Saudi Arabia has executed one of its own young princes for the first time in 40 years, sending what analysts described as a “strong message” to younger royals that they are not above the law.
Prince Turki bin Saud bin Turki bin Saud al-Kabeer was beheaded on Tuesday afternoon for murder after he shot another young man during a brawl at a desert camp in 2012.
His death sentence was confirmed by a royal decree issued by King Salman himself, who is a distant cousin of the executed man.
While criminal acts committed by Saudi royals are sometimes censored, the execution of Prince Turki was widely reported through the state media.

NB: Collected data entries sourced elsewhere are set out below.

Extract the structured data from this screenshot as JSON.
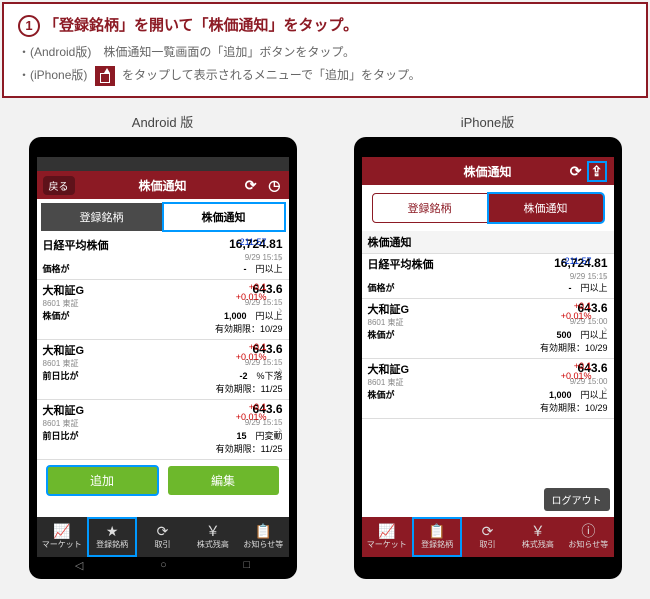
{
  "instructions": {
    "number": "1",
    "main": "「登録銘柄」を開いて「株価通知」をタップ。",
    "android": "・(Android版)　株価通知一覧画面の「追加」ボタンをタップ。",
    "iphone_a": "・(iPhone版)",
    "iphone_b": "をタップして表示されるメニューで「追加」をタップ。"
  },
  "captions": {
    "android": "Android 版",
    "iphone": "iPhone版"
  },
  "header": {
    "title": "株価通知",
    "back": "戻る"
  },
  "tabs": {
    "registered": "登録銘柄",
    "notice": "株価通知"
  },
  "section_title": "株価通知",
  "android_rows": [
    {
      "name": "日経平均株価",
      "sub": "価格が",
      "px": "16,724.81",
      "date": "9/29 15:15",
      "chg": "-211.57",
      "cond": "円以上",
      "chg_class": "chg"
    },
    {
      "name": "大和証G",
      "code": "8601 東証",
      "sub": "株価が",
      "px": "643.6",
      "date": "9/29 15:15",
      "chg": "+0.1",
      "pct": "+0.01%",
      "cond": "円以上",
      "val": "1,000",
      "exp": "有効期限：10/29",
      "chg_class": "red"
    },
    {
      "name": "大和証G",
      "code": "8601 東証",
      "sub": "前日比が",
      "px": "643.6",
      "date": "9/29 15:15",
      "chg": "+0.1",
      "pct": "+0.01%",
      "cond": "%下落",
      "val": "-2",
      "exp": "有効期限：11/25",
      "chg_class": "red"
    },
    {
      "name": "大和証G",
      "code": "8601 東証",
      "sub": "前日比が",
      "px": "643.6",
      "date": "9/29 15:15",
      "chg": "+0.1",
      "pct": "+0.01%",
      "cond": "円変動",
      "val": "15",
      "exp": "有効期限：11/25",
      "chg_class": "red"
    }
  ],
  "iphone_rows": [
    {
      "name": "日経平均株価",
      "sub": "価格が",
      "px": "16,724.81",
      "date": "9/29 15:15",
      "chg": "-211.57",
      "cond": "円以上",
      "val": "-",
      "chg_class": "chg"
    },
    {
      "name": "大和証G",
      "code": "8601 東証",
      "sub": "株価が",
      "px": "643.6",
      "date": "9/29 15:00",
      "chg": "+0.1",
      "pct": "+0.01%",
      "cond": "円以上",
      "val": "500",
      "exp": "有効期限：10/29",
      "chg_class": "red"
    },
    {
      "name": "大和証G",
      "code": "8601 東証",
      "sub": "株価が",
      "px": "643.6",
      "date": "9/29 15:00",
      "chg": "+0.1",
      "pct": "+0.01%",
      "cond": "円以上",
      "val": "1,000",
      "exp": "有効期限：10/29",
      "chg_class": "red"
    }
  ],
  "buttons": {
    "add": "追加",
    "edit": "編集",
    "logout": "ログアウト"
  },
  "tabbar": {
    "market": "マーケット",
    "registered": "登録銘柄",
    "trade": "取引",
    "balance": "株式残高",
    "notice": "お知らせ等"
  }
}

The interior ministry released a statement saying the royal death was proof of the government’s commitment to “implement the rules of Allah everywhere and against anyone who kills civilians and commits bloodshed”.

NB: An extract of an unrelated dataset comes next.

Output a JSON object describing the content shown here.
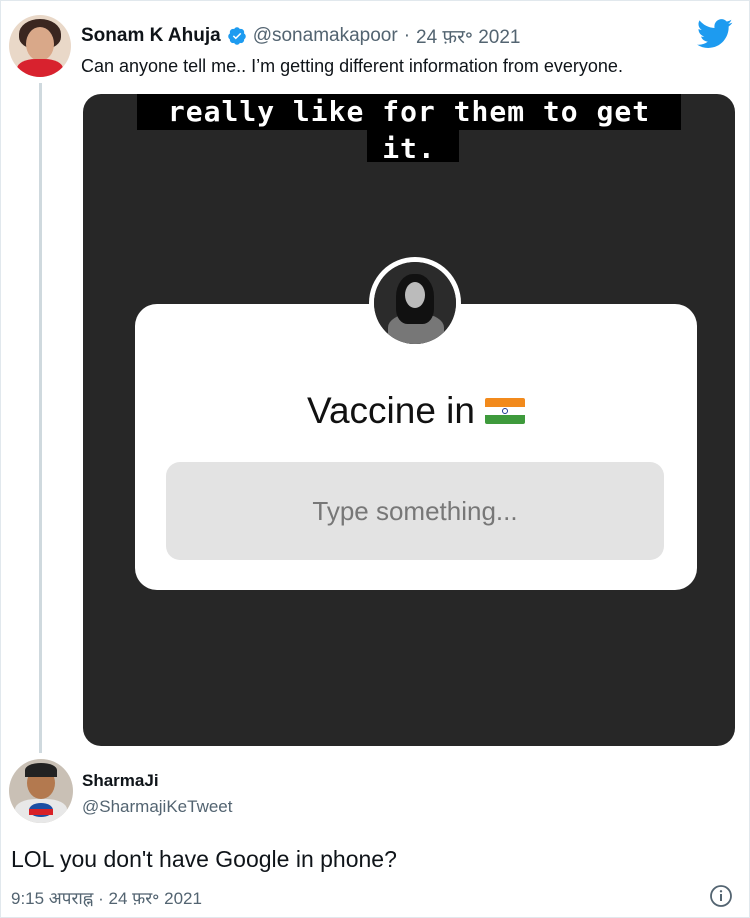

The prince, who was in his twenties, was one of an estimated 6,000 Saudi royals. He hailed from the al-Kabeer branch of the family, which is not directly in line to throne but nonetheless holds a prominent position with Saudi Arabia’s complex constellation of royalty.
Prince Turki was arrested after killing Abdul Karim Mohaimeed in December 2012, according to Saudi media reports. Another man was injured in the shooting.
The two young men were involved in a fight at a desert camp where many young Saudis go to drive their cars and get away from their parents.
According to one report, the prince became enraged after an argument and went to his Lexus and returned with a Glock pistol. He killed Mr Mohaimeed and injured another man.
The execution came a few weeks after King Salman gave a high-profile address in which he declared that no member of the royal family, including himself, was immune from prosecution or lawsuits in the civil courts.